Thank you for the response. Yes, do provide some writeup on the summary when you find time to do that. Thank you again in advance.
Looks like someone studied physics a little bit. Indeed, the method for determining gamma as a function of delta, is the same as determining acceleration as a function of velocity. I would just bring up one consideration that I think is often overlooked in trading. Your speed (or in vector terms velocity) acceleration analogy helps to point out the oversight. When a dumb kid is racing his car and he is currently at 120mph, you might hear him say that he wants to go 20mph faster. You'll likely not hear him say that he wants to go 20% faster. He is viewing an increase in velocity in absolute terms rather than in relative terms. So it is with many traders. They focus on the absolute value of credit recieved or gain achieved, rather than the value relative to the risk taken. If I told you I got a $2.50 credit on a vertical it might sound good until you find out that the spread was 50-points wide. Many times when I ask someone which will make money faster, ITM calls or OTM calls, the quick response is that ITM calls will make money faster due to the higher deltas. Anyone who trades options knows that with a positive print OTM calls actually make money faster, ceteris paribus. I bring up the consideration here in light of vertical spreads. In relative terms an OTM credit vertical becomes less appealing with a favourable move and more appealing with an adverse move. Just something to consider when deciding how to open/close a position.

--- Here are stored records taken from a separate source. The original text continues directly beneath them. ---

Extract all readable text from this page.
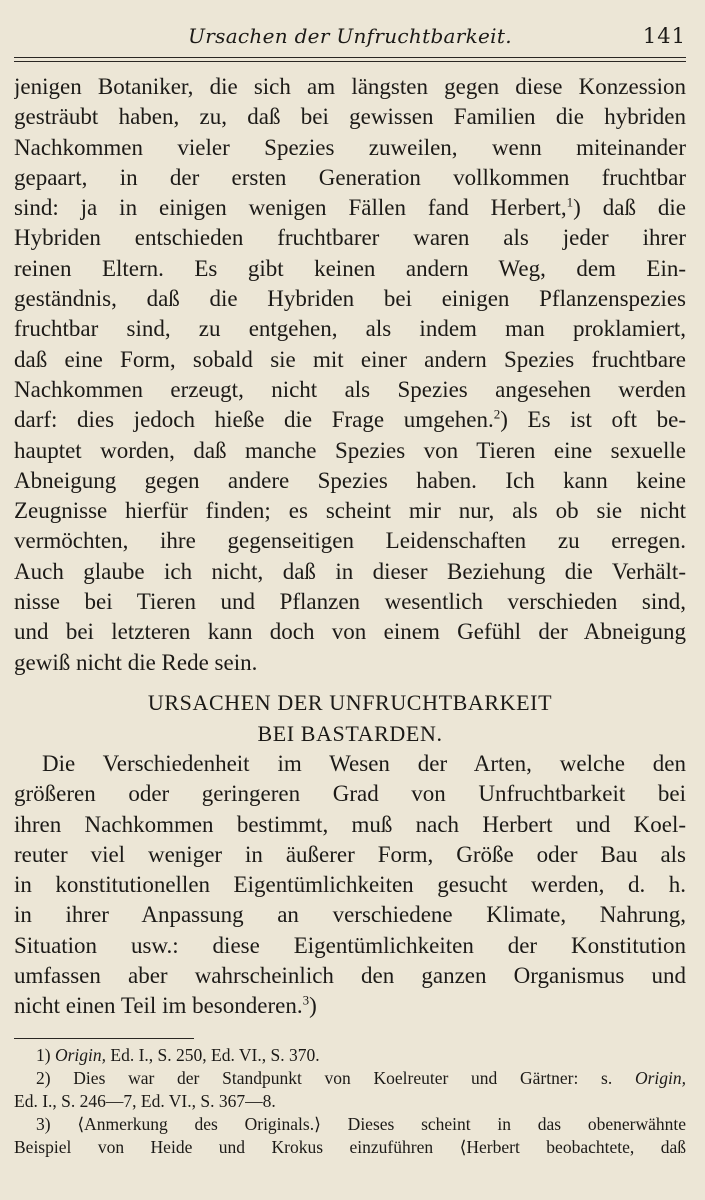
Ursachen der Unfruchtbarkeit.	141
jenigen Botaniker, die sich am längsten gegen diese Konzession
gesträubt haben, zu, daß bei gewissen Familien die hybriden
Nachkommen vieler Spezies zuweilen, wenn miteinander
gepaart, in der ersten Generation vollkommen fruchtbar
sind: ja in einigen wenigen Fällen fand Herbert,$^1$) daß die
Hybriden entschieden fruchtbarer waren als jeder ihrer
reinen Eltern. Es gibt keinen andern Weg, dem Ein-
geständnis, daß die Hybriden bei einigen Pflanzenspezies
fruchtbar sind, zu entgehen, als indem man proklamiert,
daß eine Form, sobald sie mit einer andern Spezies fruchtbare
Nachkommen erzeugt, nicht als Spezies angesehen werden
darf: dies jedoch hieße die Frage umgehen.$^2$) Es ist oft be-
hauptet worden, daß manche Spezies von Tieren eine sexuelle
Abneigung gegen andere Spezies haben. Ich kann keine
Zeugnisse hierfür finden; es scheint mir nur, als ob sie nicht
vermöchten, ihre gegenseitigen Leidenschaften zu erregen.
Auch glaube ich nicht, daß in dieser Beziehung die Verhält-
nisse bei Tieren und Pflanzen wesentlich verschieden sind,
und bei letzteren kann doch von einem Gefühl der Abneigung
gewiß nicht die Rede sein.
URSACHEN DER UNFRUCHTBARKEIT
BEI BASTARDEN.
Die Verschiedenheit im Wesen der Arten, welche den
größeren oder geringeren Grad von Unfruchtbarkeit bei
ihren Nachkommen bestimmt, muß nach Herbert und Koel-
reuter viel weniger in äußerer Form, Größe oder Bau als
in konstitutionellen Eigentümlichkeiten gesucht werden, d. h.
in ihrer Anpassung an verschiedene Klimate, Nahrung,
Situation usw.: diese Eigentümlichkeiten der Konstitution
umfassen aber wahrscheinlich den ganzen Organismus und
nicht einen Teil im besonderen.$^3$)
1) Origin, Ed. I., S. 250, Ed. VI., S. 370.
2) Dies war der Standpunkt von Koelreuter und Gärtner: s. Origin,
Ed. I., S. 246—7, Ed. VI., S. 367—8.
3) ⟨Anmerkung des Originals.⟩ Dieses scheint in das obenerwähnte
Beispiel von Heide und Krokus einzuführen ⟨Herbert beobachtete, daß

Can someone tell me why their is more premium attached to ITM Oct SPY calls right now than puts? For example, with the SPY at approx. 131.5 this afternoon, the 135 puts were selling at 3.6 (a .10 premium) and the 128 calls were at 4.6 (a 1.10 premium to the market). That's a difference of a buck!! I checked the IV for each instrument as well...the calls were approx 14 and the puts at 12. Does this small difference in IV account for such a large pricing discrepancy between the two? Or is their something else going on here, that as a relatively new options trader I'm missing? Thanks
This is the whole basis for the Ansbacher Index. Discussed on OC's thread a while back. http://www.elitetrader.com/vb/showthread.php?s=&postid=1011828&highlight=ansbacher+index#post1011828 Essentially it shows a bias in market direction. Some people attempt to use this to predict market direction. The Ansbacher Index is actually a contrarian indicator.

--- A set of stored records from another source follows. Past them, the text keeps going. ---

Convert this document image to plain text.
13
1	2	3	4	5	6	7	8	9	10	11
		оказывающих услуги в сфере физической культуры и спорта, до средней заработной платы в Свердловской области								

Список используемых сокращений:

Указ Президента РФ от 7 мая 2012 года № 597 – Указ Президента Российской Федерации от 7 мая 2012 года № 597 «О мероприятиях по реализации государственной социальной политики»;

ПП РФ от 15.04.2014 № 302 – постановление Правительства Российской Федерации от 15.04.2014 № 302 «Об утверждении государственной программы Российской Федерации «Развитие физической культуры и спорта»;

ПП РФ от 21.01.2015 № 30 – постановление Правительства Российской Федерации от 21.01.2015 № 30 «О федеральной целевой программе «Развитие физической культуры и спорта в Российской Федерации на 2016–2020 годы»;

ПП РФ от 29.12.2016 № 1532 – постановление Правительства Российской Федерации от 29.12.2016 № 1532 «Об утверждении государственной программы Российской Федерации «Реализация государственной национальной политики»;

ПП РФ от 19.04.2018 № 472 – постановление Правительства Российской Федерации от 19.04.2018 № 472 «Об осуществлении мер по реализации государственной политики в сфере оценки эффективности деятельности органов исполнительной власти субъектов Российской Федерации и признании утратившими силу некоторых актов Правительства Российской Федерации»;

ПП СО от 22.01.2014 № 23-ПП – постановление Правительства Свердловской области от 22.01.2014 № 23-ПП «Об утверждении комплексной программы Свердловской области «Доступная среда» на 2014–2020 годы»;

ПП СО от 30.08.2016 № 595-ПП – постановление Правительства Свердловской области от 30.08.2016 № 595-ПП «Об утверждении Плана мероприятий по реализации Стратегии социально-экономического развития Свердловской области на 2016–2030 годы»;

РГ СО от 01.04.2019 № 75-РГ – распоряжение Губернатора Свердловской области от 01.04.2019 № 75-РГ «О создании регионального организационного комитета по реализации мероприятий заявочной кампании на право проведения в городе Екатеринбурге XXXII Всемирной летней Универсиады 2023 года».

Coach, What would account for the difference in IV between the calls and the puts? Doesn't volatility take into account both the call and the put side in its calculation? I'm going to be pissed if that call I bought as the market closed today loses the dollar premium over the weekend.
IV is unique for each contract. And IV and price are not independent. You can enter IV into the model and get price or you can enter price and get IV. That's why it's called implied volatility - it is implied by the price. IV goes up/down because of demand/supply.

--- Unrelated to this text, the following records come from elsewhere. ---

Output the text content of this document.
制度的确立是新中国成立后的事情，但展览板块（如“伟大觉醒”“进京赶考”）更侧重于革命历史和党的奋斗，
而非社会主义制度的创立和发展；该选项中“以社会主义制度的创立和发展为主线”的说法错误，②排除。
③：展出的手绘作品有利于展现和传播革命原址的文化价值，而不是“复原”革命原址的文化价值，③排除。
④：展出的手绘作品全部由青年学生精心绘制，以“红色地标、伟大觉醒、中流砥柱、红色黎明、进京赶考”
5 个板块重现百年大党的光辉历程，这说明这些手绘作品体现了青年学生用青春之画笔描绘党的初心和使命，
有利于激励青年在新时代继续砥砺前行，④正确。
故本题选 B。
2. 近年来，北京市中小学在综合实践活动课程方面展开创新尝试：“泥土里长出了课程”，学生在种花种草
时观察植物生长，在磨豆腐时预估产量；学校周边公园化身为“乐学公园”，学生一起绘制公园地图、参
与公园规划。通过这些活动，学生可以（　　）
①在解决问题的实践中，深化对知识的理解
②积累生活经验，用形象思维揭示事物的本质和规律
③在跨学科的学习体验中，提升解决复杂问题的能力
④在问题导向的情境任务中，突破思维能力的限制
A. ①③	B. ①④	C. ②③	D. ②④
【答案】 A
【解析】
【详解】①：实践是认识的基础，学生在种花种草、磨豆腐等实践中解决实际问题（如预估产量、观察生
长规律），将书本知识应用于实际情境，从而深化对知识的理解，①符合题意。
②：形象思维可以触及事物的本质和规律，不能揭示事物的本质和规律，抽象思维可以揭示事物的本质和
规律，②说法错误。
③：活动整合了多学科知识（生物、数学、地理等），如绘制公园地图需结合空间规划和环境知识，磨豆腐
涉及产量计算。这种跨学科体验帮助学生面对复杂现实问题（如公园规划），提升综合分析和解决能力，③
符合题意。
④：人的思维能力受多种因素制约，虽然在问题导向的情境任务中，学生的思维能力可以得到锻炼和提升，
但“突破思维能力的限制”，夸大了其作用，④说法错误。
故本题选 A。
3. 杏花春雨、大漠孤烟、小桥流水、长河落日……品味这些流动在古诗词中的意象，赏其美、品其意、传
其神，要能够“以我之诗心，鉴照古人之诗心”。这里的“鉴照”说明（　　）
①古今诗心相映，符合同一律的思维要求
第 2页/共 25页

According to a basic options pricing calculator, given the volatility that you stated, the correct pricing should have been 128 calls = 4.6 135 puts = 3.75 [edit] So essentially your calls were correctly priced and I wouldn't worry about it if I were you.
Hey, we have to make assumptions somewhere. [edit] What I meant was that market is unlikely to take $1.00 of his credit away from him over the weekend. They would have to have a big change of heart.